There is a direct connection between the body and the mind. While we can’t control every symptom and no our illnesses won’t suddenly be cured by a placebo, we do have control over quite a bit and over how bad we perceive our symptoms to be. For instance, I’ve learned that it’s best for me to not journal my symptoms because it forces me to focus on them. Focusing on my symptoms makes me feel them more, and therefore increases how bad I perceive them to be. By not focusing on things like pain or fatigue I can push those symptoms to the background of my mind and they don’t seem so bad. I’m able to focus on other things instead.
So, do you believe you can feel better? Do you believe that small changes matter? Do you believe that prayer makes a difference? Whatever you believe is what becomes reality for you. If you believe you have no control (no self-efficacy) over your illness then you have none. Nothing you will do will make a difference because you believe that help has to come from an external force. Improving your illness starts with you, it starts with what you believe. Believe that you can affect your outcomes.
Lori says
This post brings up such an interesting concept of the mind-body connection, and our expectation of wellness or illness. We are created as integral whole bodies, not separate systems and emotions and processes. God planned our bodies so it all works together as a whole. As much as we think we can only address one part of us, it just doesn’t work.
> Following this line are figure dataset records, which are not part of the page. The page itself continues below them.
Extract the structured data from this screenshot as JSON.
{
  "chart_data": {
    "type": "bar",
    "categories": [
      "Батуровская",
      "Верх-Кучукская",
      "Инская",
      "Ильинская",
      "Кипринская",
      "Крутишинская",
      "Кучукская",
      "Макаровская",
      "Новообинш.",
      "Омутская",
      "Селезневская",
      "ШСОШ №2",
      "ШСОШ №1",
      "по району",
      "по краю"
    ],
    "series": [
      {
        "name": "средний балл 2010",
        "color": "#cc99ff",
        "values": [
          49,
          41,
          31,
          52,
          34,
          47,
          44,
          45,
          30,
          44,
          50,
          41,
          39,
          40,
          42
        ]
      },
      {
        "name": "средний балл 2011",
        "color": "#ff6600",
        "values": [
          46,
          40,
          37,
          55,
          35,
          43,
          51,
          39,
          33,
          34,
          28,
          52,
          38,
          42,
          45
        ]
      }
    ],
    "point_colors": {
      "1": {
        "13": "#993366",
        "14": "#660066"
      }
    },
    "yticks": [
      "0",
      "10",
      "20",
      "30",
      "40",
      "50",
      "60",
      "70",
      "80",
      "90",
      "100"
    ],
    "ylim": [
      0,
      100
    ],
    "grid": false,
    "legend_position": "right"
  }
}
I’m reading a book about the placebo effect in connection with antidepressants in ‘The Emporer’s New Drugs: Exploding the Antidepressant Myth.” I have been astounded at how strongly suggestive we all are. Great read in the mind-body connection genre.
Julie says
That book sounds interesting. I’ll have to look it up. I think you’d probably also really enjoy The Whole Health Life, which I’m currently reading (mentioned in this post). SO much great info.
Lori says
Thanks! Have already looked it up for a library loan.